Salary discussions can be tricky. You don’t want to undersell your experience or skills, but you also don’t want to pitch yourself too high.
Proposing the right salary can be a delicate task, but there are proven ways to maximise your chances of getting the salary you’re after.
The factors that impact a salary range
“The more in-demand your skills are, the keener a hiring manager is to secure your signature,” says Andrew Brushfield, Director of Robert Half Australia. “If you are going to ask for a higher starting salary, you need to be able to explain clearly - ideally with the use of evidence and examples - why it makes sense to pay you more than the advertised rate.”
“Employers may be interested in your level of experience, qualifications and educational background, plus your ability to sell, your industry contacts and personal clients, and perhaps even your knowledge of competitors,” Brushfield says. “The more fact-based your submission is, the more likely the employer will decide to agree to your request.”
How to get the best salary result
- Be prepared
Do your research about market rates and be ready to talk about your salary requirements and why you’re asking for a particular figure or range.
The best way to work this out is to look at what people doing similar roles get paid. Many of the roles on SEEK have a salary range advertised and there are also a range of salary guides online that can act as good resources to find insights into the latest salary benchmarks and trends.
“Arm yourself with information by surveying friends in your industry and checking out salary guides to assess your market rate,” says Brushfield. “If you do your research, you'll be better equipped to negotiate.”
Before you talk money, Brushfield recommends putting yourself in an employer's shoes. “If you wait until you have proved your value as a serious prospect, you're likely to get the best result,” he says.
- Give a range
If you’re asked to propose a salary, don’t mention a specific figure. Draw on your research and instead give a preferred salary range. “A range doesn’t lock you into a concrete figure,” says Brushfield. “You want to leave some flexibility to negotiate if the employer’s offer is below your expectations.”
- Be realistic
While it can be tempting to aim high when suggesting a salary, it’s important to be reasonable. “If you’re negotiating a higher starting salary you could jeopardise your position altogether, with the job going to someone else,” says Brushfield. “You also need to be wary of pricing yourself out of the market for new jobs.”
- Consider other incentives
Salary is undoubtedly one of the most important parts of a remuneration package, but also consider alternative or additional workplace incentives you’d be open to accepting. “Perks, such as flexible work hours, additional leave and professional development opportunities are in demand by employees,” says Brushfield.
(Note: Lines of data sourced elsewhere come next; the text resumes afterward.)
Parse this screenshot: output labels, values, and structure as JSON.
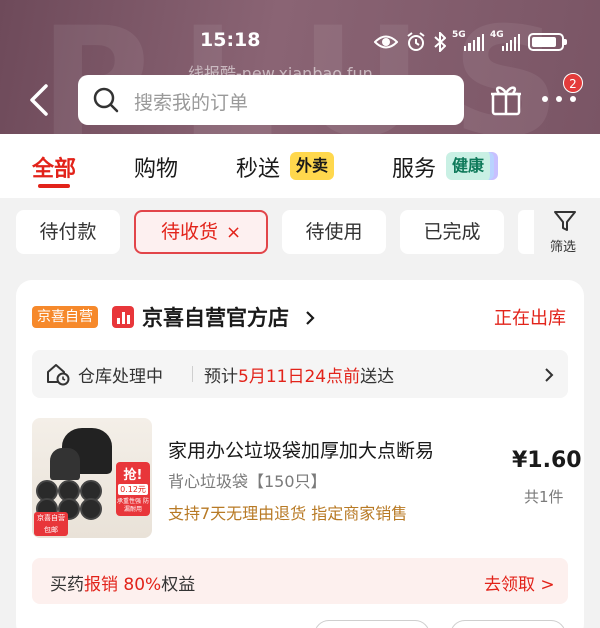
{
  "status_bar": {
    "time": "15:18",
    "network_1": "5G",
    "network_2": "4G",
    "battery_level": 0.85
  },
  "header": {
    "watermark_text": "PLUS",
    "site_watermark": "线报酷-new.xianbao.fun",
    "search_placeholder": "搜索我的订单",
    "notification_count": "2"
  },
  "tabs": {
    "all": "全部",
    "shopping": "购物",
    "flash": "秒送",
    "flash_badge": "外卖",
    "service": "服务",
    "service_badge": "健康"
  },
  "filters": {
    "pending_payment": "待付款",
    "pending_receipt": "待收货",
    "pending_receipt_close": "×",
    "pending_use": "待使用",
    "completed": "已完成",
    "filter_label": "筛选"
  },
  "order": {
    "store_tag": "京喜自营",
    "store_name": "京喜自营官方店",
    "status": "正在出库",
    "warehouse_status": "仓库处理中",
    "eta_prefix": "预计",
    "eta_highlight": "5月11日24点前",
    "eta_suffix": "送达",
    "product": {
      "title": "家用办公垃圾袋加厚加大点断易",
      "subtitle": "背心垃圾袋【150只】",
      "tags": "支持7天无理由退货  指定商家销售",
      "price": "¥1.60",
      "quantity": "共1件",
      "image_promo_label": "抢!",
      "image_promo_price": "0.12元",
      "image_promo_text": "承重性强 防漏耐用",
      "image_tag": "京喜自营 包邮"
    },
    "promo": {
      "prefix": "买药",
      "highlight": "报销 80%",
      "suffix": "权益",
      "action": "去领取 >"
    }
  },
  "colors": {
    "accent_red": "#e2231a",
    "header_bg": "#7a5565",
    "store_tag_orange": "#f6892b",
    "waimai_yellow": "#ffd84d"
  }
}
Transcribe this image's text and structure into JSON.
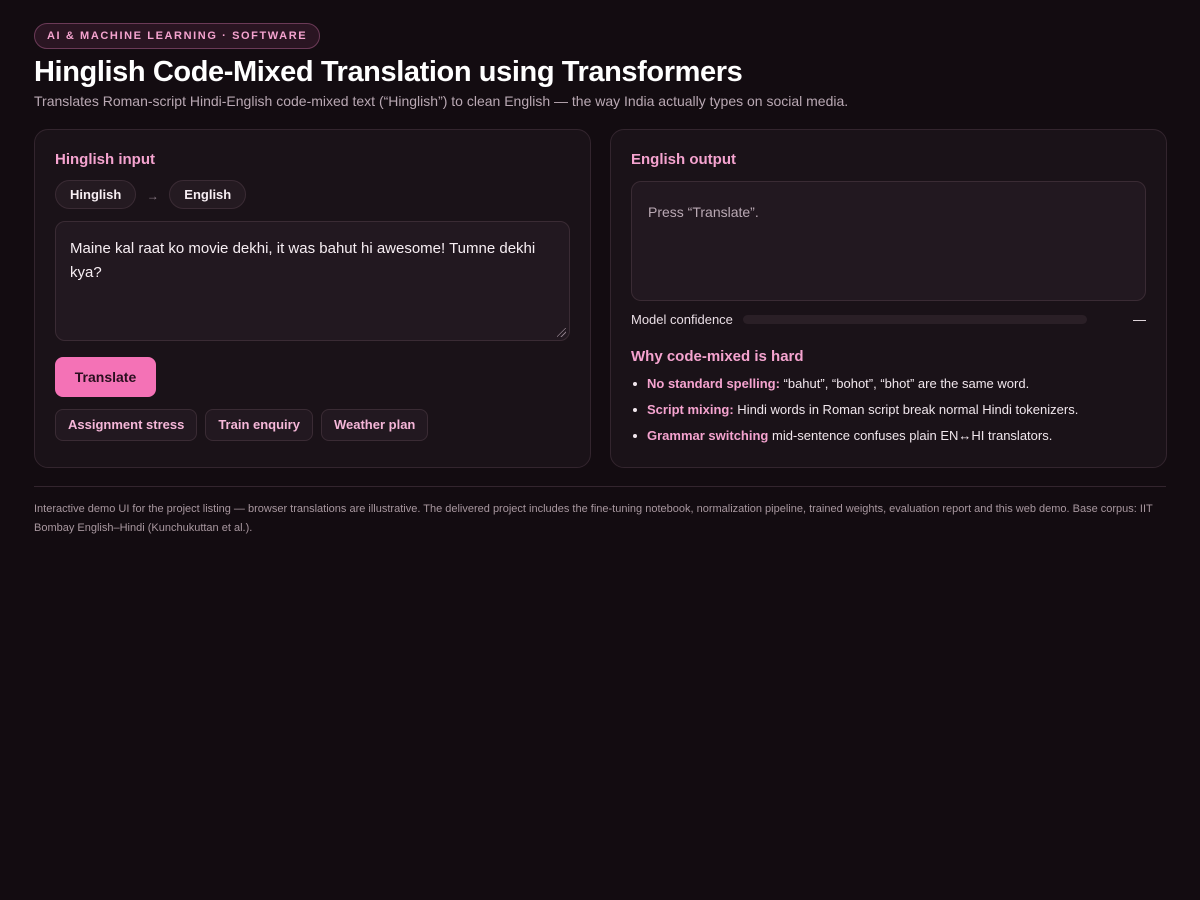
{
  "header": {
    "badge": "AI & MACHINE LEARNING · SOFTWARE",
    "title": "Hinglish Code-Mixed Translation using Transformers",
    "subtitle": "Translates Roman-script Hindi-English code-mixed text (“Hinglish”) to clean English — the way India actually types on social media."
  },
  "input_card": {
    "title": "Hinglish input",
    "source_lang": "Hinglish",
    "arrow": "→",
    "target_lang": "English",
    "text": "Maine kal raat ko movie dekhi, it was bahut hi awesome! Tumne dekhi kya?",
    "translate_label": "Translate",
    "samples": [
      "Assignment stress",
      "Train enquiry",
      "Weather plan"
    ]
  },
  "output_card": {
    "title": "English output",
    "placeholder": "Press “Translate”.",
    "confidence_label": "Model confidence",
    "confidence_value": "—",
    "confidence_fraction": 0,
    "why_title": "Why code-mixed is hard",
    "why_items": [
      {
        "bold": "No standard spelling:",
        "text": " “bahut”, “bohot”, “bhot” are the same word."
      },
      {
        "bold": "Script mixing:",
        "text": " Hindi words in Roman script break normal Hindi tokenizers."
      },
      {
        "bold": "Grammar switching",
        "text": " mid-sentence confuses plain EN↔HI translators."
      }
    ]
  },
  "footer": "Interactive demo UI for the project listing — browser translations are illustrative. The delivered project includes the fine-tuning notebook, normalization pipeline, trained weights, evaluation report and this web demo. Base corpus: IIT Bombay English–Hindi (Kunchukuttan et al.).",
  "colors": {
    "accent": "#f472b6",
    "background": "#130c11",
    "card": "#1a1218"
  }
}
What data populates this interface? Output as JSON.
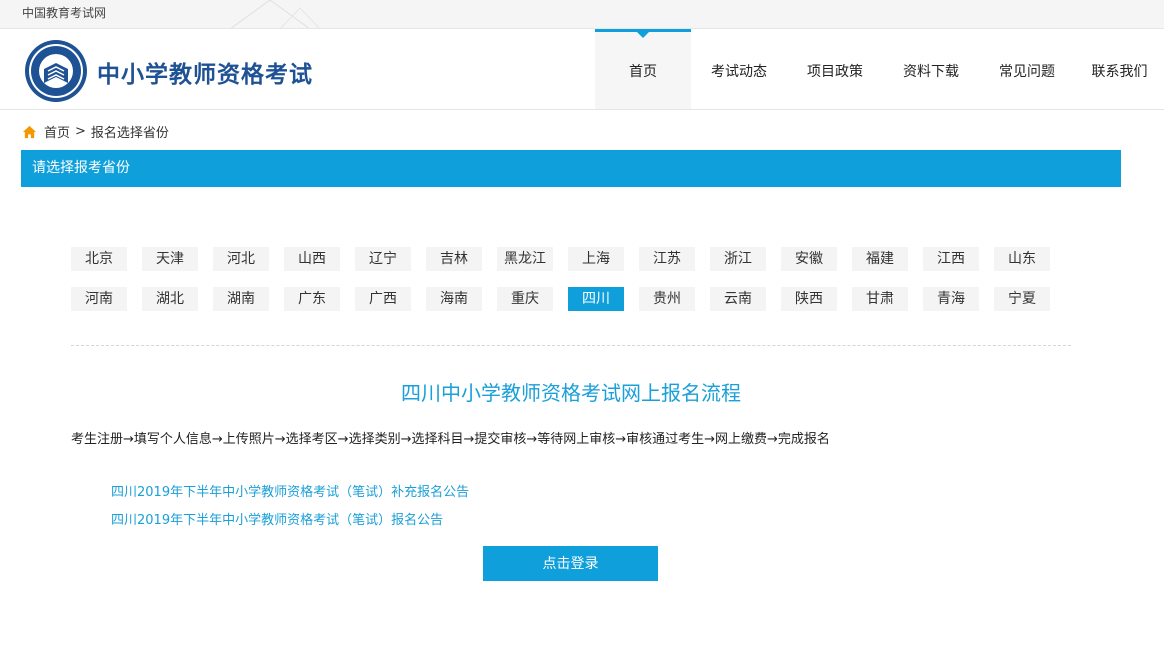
{
  "topbar": {
    "site_name": "中国教育考试网"
  },
  "header": {
    "title": "中小学教师资格考试"
  },
  "nav": {
    "items": [
      "首页",
      "考试动态",
      "项目政策",
      "资料下载",
      "常见问题",
      "联系我们"
    ],
    "active": "首页"
  },
  "breadcrumb": {
    "home": "首页",
    "separator": ">",
    "current": "报名选择省份"
  },
  "section": {
    "title": "请选择报考省份"
  },
  "provinces": {
    "row1": [
      "北京",
      "天津",
      "河北",
      "山西",
      "辽宁",
      "吉林",
      "黑龙江",
      "上海",
      "江苏",
      "浙江",
      "安徽",
      "福建",
      "江西",
      "山东"
    ],
    "row2": [
      "河南",
      "湖北",
      "湖南",
      "广东",
      "广西",
      "海南",
      "重庆",
      "四川",
      "贵州",
      "云南",
      "陕西",
      "甘肃",
      "青海",
      "宁夏"
    ],
    "selected": "四川"
  },
  "flow": {
    "title": "四川中小学教师资格考试网上报名流程",
    "steps": "考生注册→填写个人信息→上传照片→选择考区→选择类别→选择科目→提交审核→等待网上审核→审核通过考生→网上缴费→完成报名"
  },
  "notices": [
    "四川2019年下半年中小学教师资格考试（笔试）补充报名公告",
    "四川2019年下半年中小学教师资格考试（笔试）报名公告"
  ],
  "login": {
    "label": "点击登录"
  },
  "colors": {
    "accent": "#0fa0dc",
    "brand": "#1f5294",
    "link": "#1aa0d8",
    "home_icon": "#f39800"
  },
  "icons": {
    "home": "home-icon",
    "logo": "emblem-logo"
  }
}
Think about what benefits you would like and what this may be worth.
- Pick your time
Interviewing for a new position is the obvious time to discuss salary expectations, but for current employees, opportunities can also occur during performance reviews or at the conclusion of big projects. “Give concrete examples of why you deserve a higher salary, such as how your actions have benefitted the company and what the results of your efforts are,” says Brushfield. “If you can prove your impact on the business's bottom line, the chances of securing a higher salary will improve.”
Discussing money and salary expectations is never easy, but doing your research about what similar roles are paying, preparing thoroughly for salary discussions and considering what alternative benefits you may accept is crucial to having a successful salary conversation.